Community pancakes: The Merrimack Rotary Club (portal.clubrunner.ca/2943) will hold its annual Pancake Breakfast featuring pancakes, sausage, juice and coffee on Thursday, July 4, at Merrimack High School (38 McElwain St., Merrimack) from 8 to 11 a.m. The cost is $10 for adults, $8 for teenagers and seniors, $5 for children, and free for children 3 and younger.

Communicating with, and drinking, spirits: Join Averill House Vineyard (21 Averill Road, Brookline, 244-3165, averillhousevineyard.com) and Intuitive Medium Jessica Moseley for Spirit to Spirits, a group medium reading and wine tasting in the vineyard’s historic 1830’s estate on Saturday, July 6, from 6 to 8 p.m.

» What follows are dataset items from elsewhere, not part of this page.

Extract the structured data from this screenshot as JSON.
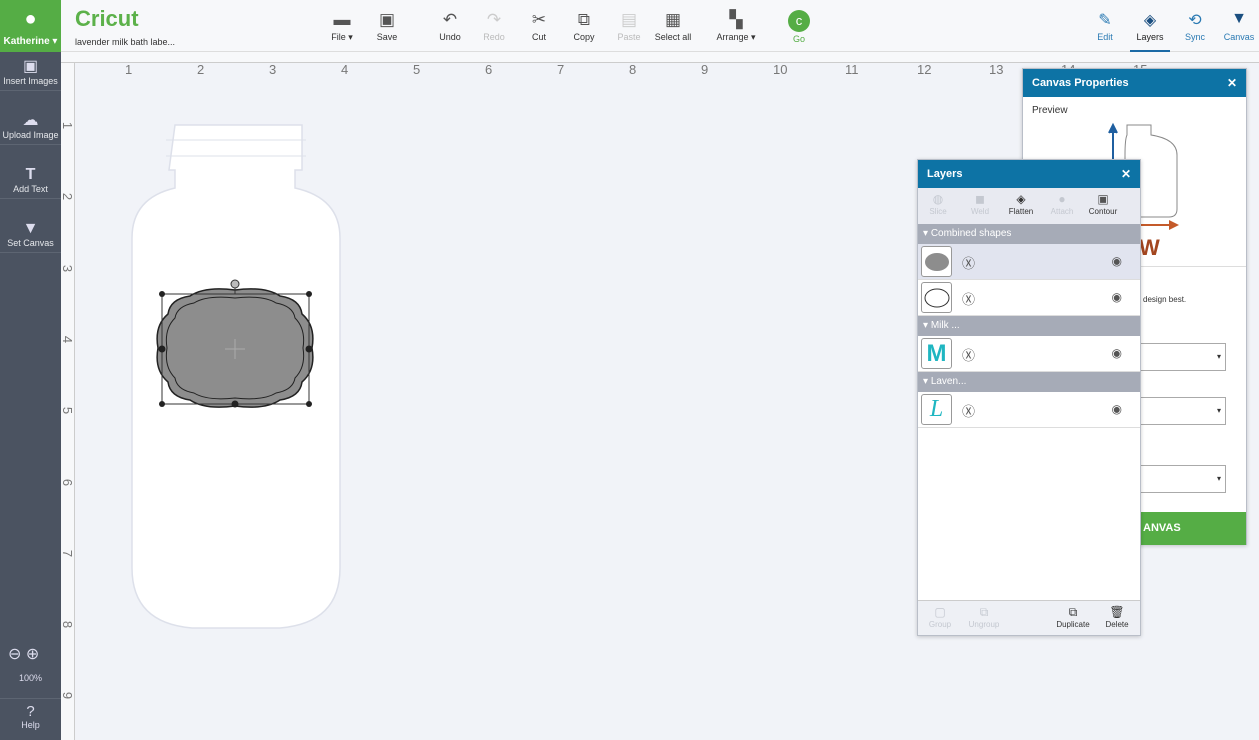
{
  "user": {
    "name": "Katherine",
    "icon": "user-icon"
  },
  "app": {
    "logo": "Cricut",
    "project_title": "lavender milk bath labe..."
  },
  "sidebar": [
    {
      "label": "Insert Images",
      "icon": "image-icon"
    },
    {
      "label": "Upload Image",
      "icon": "upload-icon"
    },
    {
      "label": "Add Text",
      "icon": "text-icon"
    },
    {
      "label": "Set Canvas",
      "icon": "shirt-icon"
    }
  ],
  "zoom": {
    "level": "100%"
  },
  "help": "Help",
  "toolbar": {
    "file": "File",
    "save": "Save",
    "undo": "Undo",
    "redo": "Redo",
    "cut": "Cut",
    "copy": "Copy",
    "paste": "Paste",
    "select_all": "Select all",
    "arrange": "Arrange",
    "go": "Go"
  },
  "tabs": {
    "edit": "Edit",
    "layers": "Layers",
    "sync": "Sync",
    "canvas": "Canvas",
    "active": "Layers"
  },
  "ruler": {
    "h": [
      "1",
      "2",
      "3",
      "4",
      "5",
      "6",
      "7",
      "8",
      "9",
      "10",
      "11",
      "12",
      "13",
      "14",
      "15"
    ],
    "v": [
      "1",
      "2",
      "3",
      "4",
      "5",
      "6",
      "7",
      "8",
      "9"
    ]
  },
  "canvas_props": {
    "title": "Canvas Properties",
    "preview": "Preview",
    "hint": "design best.",
    "button": "ANVAS"
  },
  "layers": {
    "title": "Layers",
    "tools": {
      "slice": "Slice",
      "weld": "Weld",
      "flatten": "Flatten",
      "attach": "Attach",
      "contour": "Contour"
    },
    "groups": [
      {
        "name": "Combined shapes"
      },
      {
        "name": "Milk ..."
      },
      {
        "name": "Laven..."
      }
    ],
    "letters": {
      "milk": "M",
      "lavender": "L"
    },
    "footer": {
      "group": "Group",
      "ungroup": "Ungroup",
      "duplicate": "Duplicate",
      "delete": "Delete"
    }
  },
  "colors": {
    "green": "#55ad45",
    "blue": "#0d73a5",
    "teal": "#1fb6c1",
    "sidebar": "#4b5361"
  }
}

Tickets are $45 each and include a seat at the group medium reading and a wine tasting flight of four vintages, or a single glass of wine from Averill House Vineyards.

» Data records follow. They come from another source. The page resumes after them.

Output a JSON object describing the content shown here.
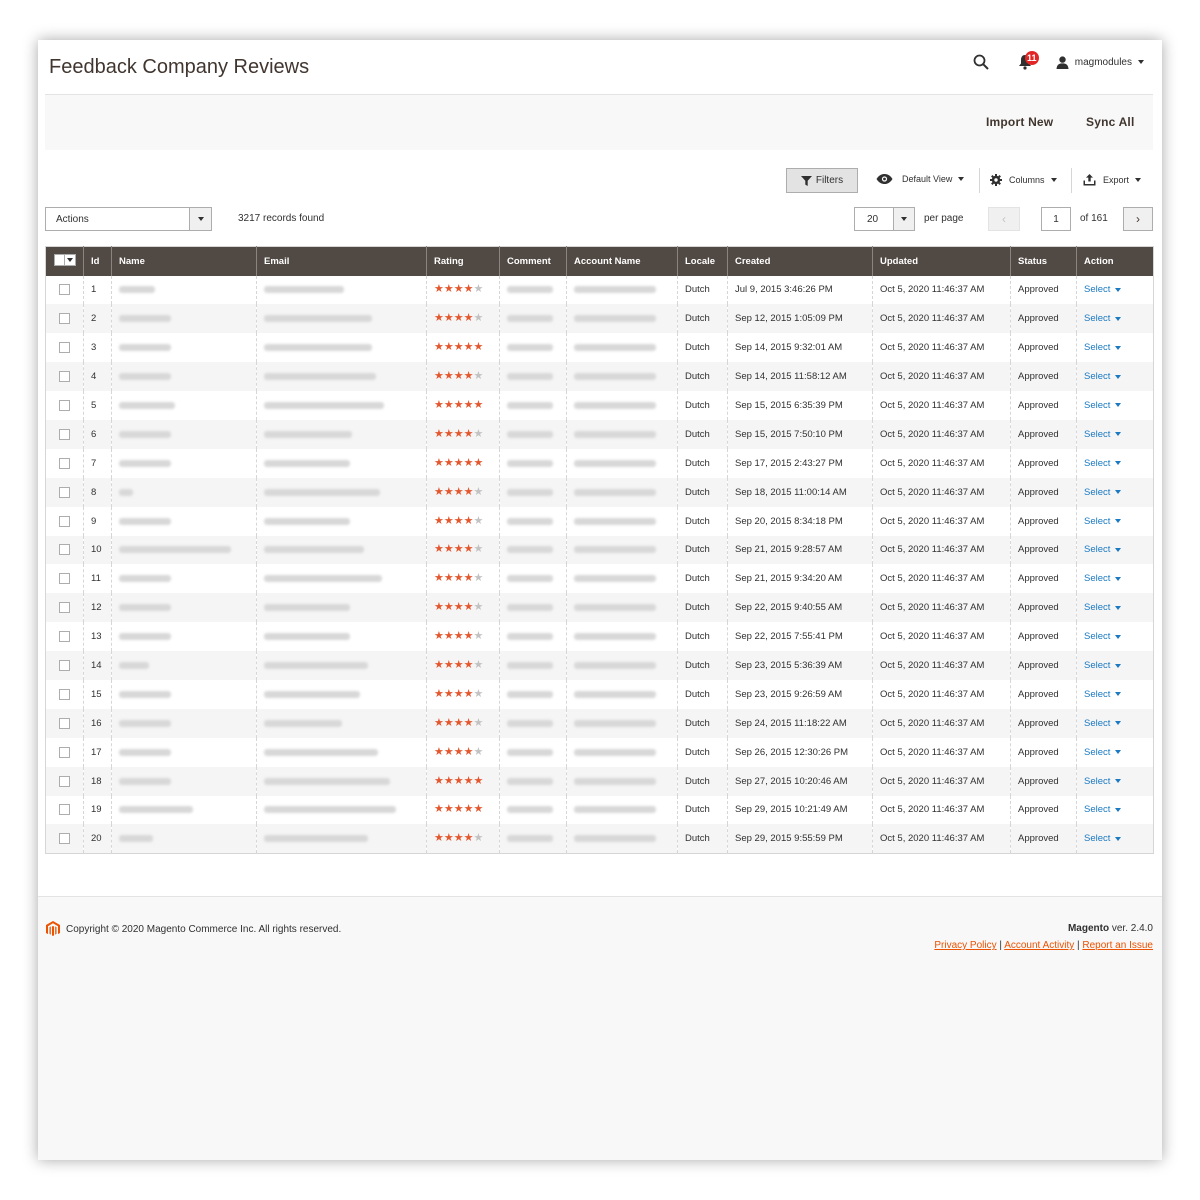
{
  "header": {
    "title": "Feedback Company Reviews",
    "notification_count": "11",
    "user_name": "magmodules"
  },
  "actions_bar": {
    "import_label": "Import New",
    "sync_label": "Sync All"
  },
  "toolbar": {
    "filters_label": "Filters",
    "view_label": "Default View",
    "columns_label": "Columns",
    "export_label": "Export",
    "mass_actions_label": "Actions",
    "records_found": "3217 records found",
    "per_page_value": "20",
    "per_page_label": "per page",
    "page_value": "1",
    "page_of": "of 161"
  },
  "grid": {
    "columns": [
      "Id",
      "Name",
      "Email",
      "Rating",
      "Comment",
      "Account Name",
      "Locale",
      "Created",
      "Updated",
      "Status",
      "Action"
    ],
    "rows": [
      {
        "id": "1",
        "rating": 4,
        "locale": "Dutch",
        "created": "Jul 9, 2015 3:46:26 PM",
        "updated": "Oct 5, 2020 11:46:37 AM",
        "status": "Approved",
        "action": "Select"
      },
      {
        "id": "2",
        "rating": 4,
        "locale": "Dutch",
        "created": "Sep 12, 2015 1:05:09 PM",
        "updated": "Oct 5, 2020 11:46:37 AM",
        "status": "Approved",
        "action": "Select"
      },
      {
        "id": "3",
        "rating": 5,
        "locale": "Dutch",
        "created": "Sep 14, 2015 9:32:01 AM",
        "updated": "Oct 5, 2020 11:46:37 AM",
        "status": "Approved",
        "action": "Select"
      },
      {
        "id": "4",
        "rating": 4,
        "locale": "Dutch",
        "created": "Sep 14, 2015 11:58:12 AM",
        "updated": "Oct 5, 2020 11:46:37 AM",
        "status": "Approved",
        "action": "Select"
      },
      {
        "id": "5",
        "rating": 5,
        "locale": "Dutch",
        "created": "Sep 15, 2015 6:35:39 PM",
        "updated": "Oct 5, 2020 11:46:37 AM",
        "status": "Approved",
        "action": "Select"
      },
      {
        "id": "6",
        "rating": 4,
        "locale": "Dutch",
        "created": "Sep 15, 2015 7:50:10 PM",
        "updated": "Oct 5, 2020 11:46:37 AM",
        "status": "Approved",
        "action": "Select"
      },
      {
        "id": "7",
        "rating": 5,
        "locale": "Dutch",
        "created": "Sep 17, 2015 2:43:27 PM",
        "updated": "Oct 5, 2020 11:46:37 AM",
        "status": "Approved",
        "action": "Select"
      },
      {
        "id": "8",
        "rating": 4,
        "locale": "Dutch",
        "created": "Sep 18, 2015 11:00:14 AM",
        "updated": "Oct 5, 2020 11:46:37 AM",
        "status": "Approved",
        "action": "Select"
      },
      {
        "id": "9",
        "rating": 4,
        "locale": "Dutch",
        "created": "Sep 20, 2015 8:34:18 PM",
        "updated": "Oct 5, 2020 11:46:37 AM",
        "status": "Approved",
        "action": "Select"
      },
      {
        "id": "10",
        "rating": 4,
        "locale": "Dutch",
        "created": "Sep 21, 2015 9:28:57 AM",
        "updated": "Oct 5, 2020 11:46:37 AM",
        "status": "Approved",
        "action": "Select"
      },
      {
        "id": "11",
        "rating": 4,
        "locale": "Dutch",
        "created": "Sep 21, 2015 9:34:20 AM",
        "updated": "Oct 5, 2020 11:46:37 AM",
        "status": "Approved",
        "action": "Select"
      },
      {
        "id": "12",
        "rating": 4,
        "locale": "Dutch",
        "created": "Sep 22, 2015 9:40:55 AM",
        "updated": "Oct 5, 2020 11:46:37 AM",
        "status": "Approved",
        "action": "Select"
      },
      {
        "id": "13",
        "rating": 4,
        "locale": "Dutch",
        "created": "Sep 22, 2015 7:55:41 PM",
        "updated": "Oct 5, 2020 11:46:37 AM",
        "status": "Approved",
        "action": "Select"
      },
      {
        "id": "14",
        "rating": 4,
        "locale": "Dutch",
        "created": "Sep 23, 2015 5:36:39 AM",
        "updated": "Oct 5, 2020 11:46:37 AM",
        "status": "Approved",
        "action": "Select"
      },
      {
        "id": "15",
        "rating": 4,
        "locale": "Dutch",
        "created": "Sep 23, 2015 9:26:59 AM",
        "updated": "Oct 5, 2020 11:46:37 AM",
        "status": "Approved",
        "action": "Select"
      },
      {
        "id": "16",
        "rating": 4,
        "locale": "Dutch",
        "created": "Sep 24, 2015 11:18:22 AM",
        "updated": "Oct 5, 2020 11:46:37 AM",
        "status": "Approved",
        "action": "Select"
      },
      {
        "id": "17",
        "rating": 4,
        "locale": "Dutch",
        "created": "Sep 26, 2015 12:30:26 PM",
        "updated": "Oct 5, 2020 11:46:37 AM",
        "status": "Approved",
        "action": "Select"
      },
      {
        "id": "18",
        "rating": 5,
        "locale": "Dutch",
        "created": "Sep 27, 2015 10:20:46 AM",
        "updated": "Oct 5, 2020 11:46:37 AM",
        "status": "Approved",
        "action": "Select"
      },
      {
        "id": "19",
        "rating": 5,
        "locale": "Dutch",
        "created": "Sep 29, 2015 10:21:49 AM",
        "updated": "Oct 5, 2020 11:46:37 AM",
        "status": "Approved",
        "action": "Select"
      },
      {
        "id": "20",
        "rating": 4,
        "locale": "Dutch",
        "created": "Sep 29, 2015 9:55:59 PM",
        "updated": "Oct 5, 2020 11:46:37 AM",
        "status": "Approved",
        "action": "Select"
      }
    ]
  },
  "footer": {
    "copyright": "Copyright © 2020 Magento Commerce Inc. All rights reserved.",
    "brand": "Magento",
    "version": " ver. 2.4.0",
    "privacy_link": "Privacy Policy",
    "activity_link": "Account Activity",
    "issue_link": "Report an Issue",
    "separator": " | "
  },
  "colors": {
    "header_bg": "#514943",
    "star_on": "#e4572e",
    "star_off": "#c2c2c2",
    "link_blue": "#1979c3",
    "footer_link": "#eb5202",
    "badge_red": "#e22626"
  },
  "icons": {
    "search": "search-icon",
    "notifications": "bell-icon",
    "user": "user-icon",
    "filter": "funnel-icon",
    "view": "eye-icon",
    "columns": "gear-icon",
    "export": "upload-icon",
    "logo": "magento-logo"
  }
}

Getting a grip on jams and jellies: The Educational Farm at Joppa Hill (174 Joppa Hill Road, Bedford, 472-4724, sites.google.com/theeducationalfarm.org/joppahillfarm) will hold a class on making jams, jellies and preserves on Sunday, July 7, from 1 to 2 p.m. The class will be taught by Betsey Golon, certified master food preserver from the University of Maine. This event requires registration. Tickets are $20 per person when purchased online, or $25 per person onsite.

Gazpacho

Here is a cold Spanish soup for days when it’s so hot that you can’t finish typing a coherent…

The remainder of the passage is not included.